Important Art by Alfred Maurer
Painted in a style heavily influenced by Whistler, this work was a critical success for Maurer, winning the gold medal at the juried Carnegie International exhibition in 1901. Even the title reflects the influence of Whistler and the Aesthetic movement, as it suggests a musical composition and the close tonality of a subdued palette. The subject of the painting, a young woman set in a fashionable japoniste background, is less important than the abstract quality of the loose brushwork and harmonious shades of brown, gray, and black. The effect is a meditative mood that is created by the painterly qualities of line and color.
With bold compositions such as this, Maurer quickly became the most famous American Fauve artist, incorporating the bold colors, abstract forms, and flat space of that style.
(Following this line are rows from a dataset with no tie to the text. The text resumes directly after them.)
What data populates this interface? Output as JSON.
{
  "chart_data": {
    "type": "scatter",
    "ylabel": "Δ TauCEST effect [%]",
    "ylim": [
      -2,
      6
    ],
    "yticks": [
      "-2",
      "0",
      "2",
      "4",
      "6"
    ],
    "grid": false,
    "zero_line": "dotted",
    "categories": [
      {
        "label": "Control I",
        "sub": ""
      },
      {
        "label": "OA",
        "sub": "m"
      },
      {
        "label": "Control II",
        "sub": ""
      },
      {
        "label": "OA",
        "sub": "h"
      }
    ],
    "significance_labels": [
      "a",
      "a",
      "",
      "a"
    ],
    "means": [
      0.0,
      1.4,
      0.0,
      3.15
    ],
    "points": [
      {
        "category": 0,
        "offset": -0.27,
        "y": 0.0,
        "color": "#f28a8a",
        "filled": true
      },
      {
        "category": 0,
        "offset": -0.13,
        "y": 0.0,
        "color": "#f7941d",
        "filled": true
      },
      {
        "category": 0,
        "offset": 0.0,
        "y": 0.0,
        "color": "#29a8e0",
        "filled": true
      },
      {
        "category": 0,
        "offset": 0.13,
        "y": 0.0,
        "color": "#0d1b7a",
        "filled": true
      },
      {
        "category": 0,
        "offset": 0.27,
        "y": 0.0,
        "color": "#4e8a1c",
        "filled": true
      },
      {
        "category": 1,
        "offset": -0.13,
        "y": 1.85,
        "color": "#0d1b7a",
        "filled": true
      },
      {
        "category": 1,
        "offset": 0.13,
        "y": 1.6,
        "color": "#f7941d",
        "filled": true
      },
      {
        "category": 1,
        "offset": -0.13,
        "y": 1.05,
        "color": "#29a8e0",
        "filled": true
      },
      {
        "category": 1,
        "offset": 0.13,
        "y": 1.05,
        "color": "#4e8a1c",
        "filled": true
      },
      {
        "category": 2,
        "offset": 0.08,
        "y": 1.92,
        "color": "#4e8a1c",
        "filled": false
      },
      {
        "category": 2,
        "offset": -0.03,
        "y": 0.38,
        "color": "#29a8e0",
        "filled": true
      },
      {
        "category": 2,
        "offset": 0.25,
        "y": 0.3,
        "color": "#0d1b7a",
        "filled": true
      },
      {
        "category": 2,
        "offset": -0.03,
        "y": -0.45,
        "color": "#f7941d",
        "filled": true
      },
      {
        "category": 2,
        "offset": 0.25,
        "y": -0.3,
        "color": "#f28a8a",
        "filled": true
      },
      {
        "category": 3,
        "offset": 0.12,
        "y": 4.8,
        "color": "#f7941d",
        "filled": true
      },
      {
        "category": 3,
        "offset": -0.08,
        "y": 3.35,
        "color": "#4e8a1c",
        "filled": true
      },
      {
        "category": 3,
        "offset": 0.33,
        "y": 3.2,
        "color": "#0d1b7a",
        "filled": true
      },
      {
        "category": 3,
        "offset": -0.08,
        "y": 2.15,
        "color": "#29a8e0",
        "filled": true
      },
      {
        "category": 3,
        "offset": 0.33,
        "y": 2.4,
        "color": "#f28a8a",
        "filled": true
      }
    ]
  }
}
Rather than using color descriptively, he now embraced its suggestive and emotional potential, using unnatural tones to create a sense of energy or mood. He believed this mode of abstraction conveyed the true essence of his subject. Here, he skillfully balances the bold, gem-like, shades of blues, greens, reds, and yellows, to create flat planes of color that both describe the subject and create a flattened, decorative design. Sending his work back to America for exhibitions, he was an important influence, spreading the theories of Fauvism and the potential for abstract art to artists and audiences in the States.
Around 1919, Maurer began two series, Girls and Heads, to which he would return until the end of his life. He adopted a relatively standard format, positioning his sitters alone or in small groups, most often in a simple frontal pose and three-quarter length. The series progresses from fairly representational and naturalistic depictions to more stylized and abstractions renderings. Although they tend to have generic features, they were based on models.
Influenced by a general return-to-order in the postwar years, these paintings convey classicism in both their traditional subject and their calm approach to figuration. They reconnect to the realist paintings that had originally established Maurer's reputation, but break from his earlier illusionism to incorporate a range of primitive, Renaissance, and modernist influences. Critics considered them as "modern madonnas" and noted their Byzantine elongations of the female body; their deliberate awkwardness was celebrated as a powerful interpretation of non-Western masks and carvings.